The second lubrication strategy is where re-lubrication can and is applied. The major question here is how often and how much lube should be added. I remember asking a very experienced lubrication engineer how much grease should we apply to a specific bearing application. My expectation was that he would go to a table and read off a number. The frustrating answer I received was a question “How much are you currently adding and are there any problems?”. There are re-lubrication charts available with variations for service temperatures but if you compare this to the quantities of grease in a sealed bearing and the service time they achieve, the lube chart quantities look excessive. Also if you look at many heavy equipment applications with automatic re-lubrication systems, the re-lubrication quantities suggested by the charts seem very low.

Whatever your re-lubrication practice is, you can probably reduce your lube usage and cost. To do this at low risk you should have some good lubrication CM parameters. Ultrasonic listening instruments are one technology that can be used. You should also take the opportunity to inspect any bearings on equipment that is being overhauled or repaired.
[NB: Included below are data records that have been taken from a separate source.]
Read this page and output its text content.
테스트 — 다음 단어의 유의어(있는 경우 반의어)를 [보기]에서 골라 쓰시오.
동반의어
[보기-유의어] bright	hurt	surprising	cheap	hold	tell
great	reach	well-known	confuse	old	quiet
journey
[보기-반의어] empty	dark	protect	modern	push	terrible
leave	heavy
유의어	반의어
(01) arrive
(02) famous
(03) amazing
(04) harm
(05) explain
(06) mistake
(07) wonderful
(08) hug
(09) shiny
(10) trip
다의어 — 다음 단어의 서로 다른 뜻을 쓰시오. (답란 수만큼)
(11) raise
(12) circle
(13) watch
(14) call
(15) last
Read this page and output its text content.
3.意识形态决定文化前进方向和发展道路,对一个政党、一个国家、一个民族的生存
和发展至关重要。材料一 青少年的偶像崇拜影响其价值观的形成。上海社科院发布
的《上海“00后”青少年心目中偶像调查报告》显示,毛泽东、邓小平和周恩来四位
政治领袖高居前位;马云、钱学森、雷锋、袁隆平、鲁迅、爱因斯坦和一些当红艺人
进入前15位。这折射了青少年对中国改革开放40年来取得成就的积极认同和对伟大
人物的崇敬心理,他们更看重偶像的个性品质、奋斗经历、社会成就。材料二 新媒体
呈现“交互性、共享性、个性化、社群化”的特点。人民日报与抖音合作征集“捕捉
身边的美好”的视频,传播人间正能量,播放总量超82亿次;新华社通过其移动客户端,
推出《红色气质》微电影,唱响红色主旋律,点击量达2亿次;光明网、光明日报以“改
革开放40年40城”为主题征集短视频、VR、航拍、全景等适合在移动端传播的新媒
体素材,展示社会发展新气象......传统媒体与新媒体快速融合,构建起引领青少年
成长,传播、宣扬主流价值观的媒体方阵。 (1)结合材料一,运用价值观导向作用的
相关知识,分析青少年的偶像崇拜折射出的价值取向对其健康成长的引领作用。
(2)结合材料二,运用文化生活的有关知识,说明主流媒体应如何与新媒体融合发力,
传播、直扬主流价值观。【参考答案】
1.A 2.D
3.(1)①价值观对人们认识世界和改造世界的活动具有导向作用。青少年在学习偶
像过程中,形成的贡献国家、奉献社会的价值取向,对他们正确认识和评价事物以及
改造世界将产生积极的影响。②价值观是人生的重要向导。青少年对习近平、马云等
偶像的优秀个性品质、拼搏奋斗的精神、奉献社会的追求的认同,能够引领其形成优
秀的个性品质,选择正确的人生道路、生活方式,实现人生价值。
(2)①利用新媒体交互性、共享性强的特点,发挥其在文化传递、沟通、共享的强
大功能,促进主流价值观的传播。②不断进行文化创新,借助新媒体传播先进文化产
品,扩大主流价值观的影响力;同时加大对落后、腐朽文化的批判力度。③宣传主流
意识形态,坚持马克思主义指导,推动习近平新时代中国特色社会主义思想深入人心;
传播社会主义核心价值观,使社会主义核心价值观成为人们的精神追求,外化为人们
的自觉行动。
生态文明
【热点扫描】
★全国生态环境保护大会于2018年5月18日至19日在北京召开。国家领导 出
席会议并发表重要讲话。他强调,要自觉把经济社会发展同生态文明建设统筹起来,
Cage wear is often a sign that the re-lubrication interval or quantity may not be adequate when no significant levels of lube contamination is observed.

Conclusion

The four key learning’s for controlling bearing reliability are:-

• Understanding the bearing natural random failure pattern
• Understanding that bearing rarely fail from natural causes
• Understanding the bearing load and bearing life relationship
• Understanding bearing re-lubrication requirements

The key thing to remember is that all early Life failures for bearings are avoidable and they represent the biggest opportunity for bearing reliability improvement and cost reduction.

Article by Peter Todd - Industrial Maintenance Roundtable Facilitator NSW

Note - The dL/sL symbols for the bearing 'dynamic load/service load' used in this article is not standard. Bearing suppliers use C/P, which is a bit hard to interpret when it is used by itself. Also in actual bearing life calculations the service load parameter (P) is more complex than I have suggested. For example it is now common to allow for contamination factors when calculating bearing life.